Die niederländische Fischwirtschaft sieht sich zu Unrecht in die Ecke gedrängt. In einer Mitteilung, die auf visserij.nl veröffentlicht wurde, kritisiert die Branche Good Fish scharf. Man teile zwar die Sorge um die Fischbestände, doch basiere die Roteinstufung nicht auf aktuellen wissenschaftlichen Bewertungen. Makrele und Atlantoharing seien zwar stark befischt, aber nicht überfischt. Die Entscheidung treffe vor allem die verantwortungsvoll arbeitenden Fischer in der EU, während die eigentlichen Verursacher – Norwegen und die Färöer – sich der Kritik entziehen könnten. Auch sei es problematisch, dass viele der betroffenen Makrelenbestände nicht primär für den menschlichen Verzehr, sondern für Fischmehl und -öl verarbeitet werden.

Ein weiterer Kritikpunkt: Die Entscheidung von Good Fish erfolgte unabhängig von den Fristen und Vereinbarungen innerhalb von NAPA. Die von über 40 europäischen Handelsunternehmen gegründete Initiative hatte den betroffenen Staaten noch bis April 2026 Zeit eingeräumt, um sich auf ein nachhaltiges Fischereimanagement zu einigen. Ein Richtungswechsel im Einzelhandel aufgrund der Viswijzer käme dieser Ultimatumsetzung zuvor und könne die Verhandlungsposition schwächen.

Folgen für Verbraucher und Handel

Während Fischliebhaberinnen und -liebhaber in Deutschland kaum betroffen sind – dort ist Makrele ein Nischenprodukt – könnte der Schritt in den Niederlanden zur spürbaren Lücke im Sortiment führen.

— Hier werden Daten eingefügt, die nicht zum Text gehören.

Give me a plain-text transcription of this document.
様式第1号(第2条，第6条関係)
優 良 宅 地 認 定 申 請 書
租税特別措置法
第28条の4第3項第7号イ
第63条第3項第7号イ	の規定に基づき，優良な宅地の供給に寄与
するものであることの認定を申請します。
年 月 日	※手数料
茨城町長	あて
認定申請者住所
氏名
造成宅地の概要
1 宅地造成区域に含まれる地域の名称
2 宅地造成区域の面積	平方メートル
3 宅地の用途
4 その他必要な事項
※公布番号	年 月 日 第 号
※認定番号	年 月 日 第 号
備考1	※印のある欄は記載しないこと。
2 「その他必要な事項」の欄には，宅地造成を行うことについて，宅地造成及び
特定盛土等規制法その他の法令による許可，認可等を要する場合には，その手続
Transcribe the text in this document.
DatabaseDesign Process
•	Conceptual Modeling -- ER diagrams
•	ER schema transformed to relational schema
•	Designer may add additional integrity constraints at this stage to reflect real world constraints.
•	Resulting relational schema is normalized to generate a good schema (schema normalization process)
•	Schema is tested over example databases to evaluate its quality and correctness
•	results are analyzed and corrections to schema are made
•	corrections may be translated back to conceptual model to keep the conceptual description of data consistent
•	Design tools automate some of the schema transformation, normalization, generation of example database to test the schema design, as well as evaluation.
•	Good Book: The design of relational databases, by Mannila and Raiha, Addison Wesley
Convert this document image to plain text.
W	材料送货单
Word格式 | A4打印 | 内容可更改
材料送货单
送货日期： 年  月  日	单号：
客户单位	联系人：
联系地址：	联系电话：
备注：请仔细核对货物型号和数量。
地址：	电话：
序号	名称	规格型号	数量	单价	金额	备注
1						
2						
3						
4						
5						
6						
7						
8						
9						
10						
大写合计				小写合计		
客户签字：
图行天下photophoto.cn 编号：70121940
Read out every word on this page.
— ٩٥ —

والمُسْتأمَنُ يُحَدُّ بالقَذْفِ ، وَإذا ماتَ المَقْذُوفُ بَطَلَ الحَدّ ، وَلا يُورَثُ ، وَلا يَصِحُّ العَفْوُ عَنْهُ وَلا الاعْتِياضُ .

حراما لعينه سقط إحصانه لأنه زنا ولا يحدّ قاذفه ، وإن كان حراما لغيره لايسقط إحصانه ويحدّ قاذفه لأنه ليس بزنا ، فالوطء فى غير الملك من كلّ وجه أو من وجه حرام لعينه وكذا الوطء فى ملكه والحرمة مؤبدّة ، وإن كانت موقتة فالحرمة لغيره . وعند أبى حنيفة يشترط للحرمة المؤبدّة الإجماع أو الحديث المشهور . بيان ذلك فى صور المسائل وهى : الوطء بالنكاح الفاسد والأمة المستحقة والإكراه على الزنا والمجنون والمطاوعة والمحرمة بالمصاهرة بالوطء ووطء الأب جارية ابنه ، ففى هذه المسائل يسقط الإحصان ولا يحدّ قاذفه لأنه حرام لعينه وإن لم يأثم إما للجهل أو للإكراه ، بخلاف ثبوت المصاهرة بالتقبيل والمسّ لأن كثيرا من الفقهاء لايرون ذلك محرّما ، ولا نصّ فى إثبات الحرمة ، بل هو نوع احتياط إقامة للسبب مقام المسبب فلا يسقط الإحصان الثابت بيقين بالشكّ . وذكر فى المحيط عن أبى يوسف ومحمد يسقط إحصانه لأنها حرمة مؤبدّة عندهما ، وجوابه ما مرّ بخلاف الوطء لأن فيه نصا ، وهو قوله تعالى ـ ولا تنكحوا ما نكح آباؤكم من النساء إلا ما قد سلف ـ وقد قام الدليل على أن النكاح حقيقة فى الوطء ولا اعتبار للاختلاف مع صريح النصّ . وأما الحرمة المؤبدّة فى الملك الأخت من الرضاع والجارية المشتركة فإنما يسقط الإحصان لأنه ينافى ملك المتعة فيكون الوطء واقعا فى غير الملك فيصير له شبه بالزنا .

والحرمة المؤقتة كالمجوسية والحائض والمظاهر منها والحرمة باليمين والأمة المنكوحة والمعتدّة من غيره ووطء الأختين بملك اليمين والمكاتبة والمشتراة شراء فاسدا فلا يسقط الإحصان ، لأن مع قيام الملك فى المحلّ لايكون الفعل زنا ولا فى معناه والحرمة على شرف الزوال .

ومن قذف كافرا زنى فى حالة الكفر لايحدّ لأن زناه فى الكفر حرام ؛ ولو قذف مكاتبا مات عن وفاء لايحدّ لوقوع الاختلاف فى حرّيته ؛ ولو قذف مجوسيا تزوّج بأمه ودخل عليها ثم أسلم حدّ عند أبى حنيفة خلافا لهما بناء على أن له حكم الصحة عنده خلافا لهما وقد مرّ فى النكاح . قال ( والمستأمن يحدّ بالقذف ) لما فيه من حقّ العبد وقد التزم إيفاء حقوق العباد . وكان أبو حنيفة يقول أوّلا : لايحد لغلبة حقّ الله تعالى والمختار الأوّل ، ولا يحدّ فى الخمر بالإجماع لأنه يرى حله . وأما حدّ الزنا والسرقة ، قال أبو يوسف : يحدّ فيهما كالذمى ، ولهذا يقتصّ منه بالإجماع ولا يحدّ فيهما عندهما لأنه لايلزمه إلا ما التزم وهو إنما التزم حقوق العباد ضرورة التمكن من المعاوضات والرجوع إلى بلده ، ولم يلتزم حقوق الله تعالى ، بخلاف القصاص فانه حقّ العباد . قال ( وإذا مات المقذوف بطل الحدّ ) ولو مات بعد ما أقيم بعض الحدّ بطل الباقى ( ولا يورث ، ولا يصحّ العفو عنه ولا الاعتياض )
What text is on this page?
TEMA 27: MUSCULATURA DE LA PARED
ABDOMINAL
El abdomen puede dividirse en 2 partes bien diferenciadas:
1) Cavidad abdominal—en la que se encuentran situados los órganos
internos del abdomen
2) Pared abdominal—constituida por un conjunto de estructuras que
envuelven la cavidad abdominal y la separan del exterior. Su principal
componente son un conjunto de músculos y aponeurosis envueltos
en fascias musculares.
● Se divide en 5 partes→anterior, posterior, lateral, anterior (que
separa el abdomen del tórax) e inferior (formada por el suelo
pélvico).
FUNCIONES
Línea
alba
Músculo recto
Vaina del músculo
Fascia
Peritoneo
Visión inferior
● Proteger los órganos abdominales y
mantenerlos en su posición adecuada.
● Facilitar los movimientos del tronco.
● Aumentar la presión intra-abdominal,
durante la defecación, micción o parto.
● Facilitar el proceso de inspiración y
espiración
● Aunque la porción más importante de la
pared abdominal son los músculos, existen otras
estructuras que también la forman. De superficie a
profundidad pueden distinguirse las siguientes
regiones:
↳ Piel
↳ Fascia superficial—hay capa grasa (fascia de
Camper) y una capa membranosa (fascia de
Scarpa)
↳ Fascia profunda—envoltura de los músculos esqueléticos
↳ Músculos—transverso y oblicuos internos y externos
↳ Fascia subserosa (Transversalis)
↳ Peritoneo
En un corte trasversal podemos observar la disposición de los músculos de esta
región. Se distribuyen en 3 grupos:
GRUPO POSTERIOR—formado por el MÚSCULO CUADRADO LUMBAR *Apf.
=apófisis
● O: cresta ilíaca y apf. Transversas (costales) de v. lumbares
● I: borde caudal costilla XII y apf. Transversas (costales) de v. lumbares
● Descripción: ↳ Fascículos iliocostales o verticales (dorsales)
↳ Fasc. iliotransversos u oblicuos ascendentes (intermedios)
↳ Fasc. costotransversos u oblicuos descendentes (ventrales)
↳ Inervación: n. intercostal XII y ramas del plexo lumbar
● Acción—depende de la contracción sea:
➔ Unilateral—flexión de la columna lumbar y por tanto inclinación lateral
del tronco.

Zwar gibt es laut Distrifood noch Tiefkühlvorräte, die theoretisch weiter verkauft werden dürfen, doch widerspricht das dem Nachhaltigkeitsversprechen vieler Supermärkte. Das Marine Stewardship Council (MSC) ruft die Einzelhändler dazu auf, sich an ihre Zusagen zu halten und schnell nachhaltige Alternativen anzubieten.

Der Druck auf die Händler steigt. Zugleich könnte das rote Signal der Viswijzer die Debatte über nachhaltige Fischerei neu befeuern. Eine Rücknahme des "Makreel-Beschlusses" scheint derzeit jedoch unwahrscheinlich. Die Viswijzer bezieht sich auf die aktuellsten verfügbaren Daten und bleibt bei ihrer Bewertung. Für die Konsumentinnen und Konsumenten heißt das: Wer sich an Nachhaltigkeitsratgeber hält, sollte künftig die Finger von Makrele lassen – auch wenn sie noch in der Truhe liegt.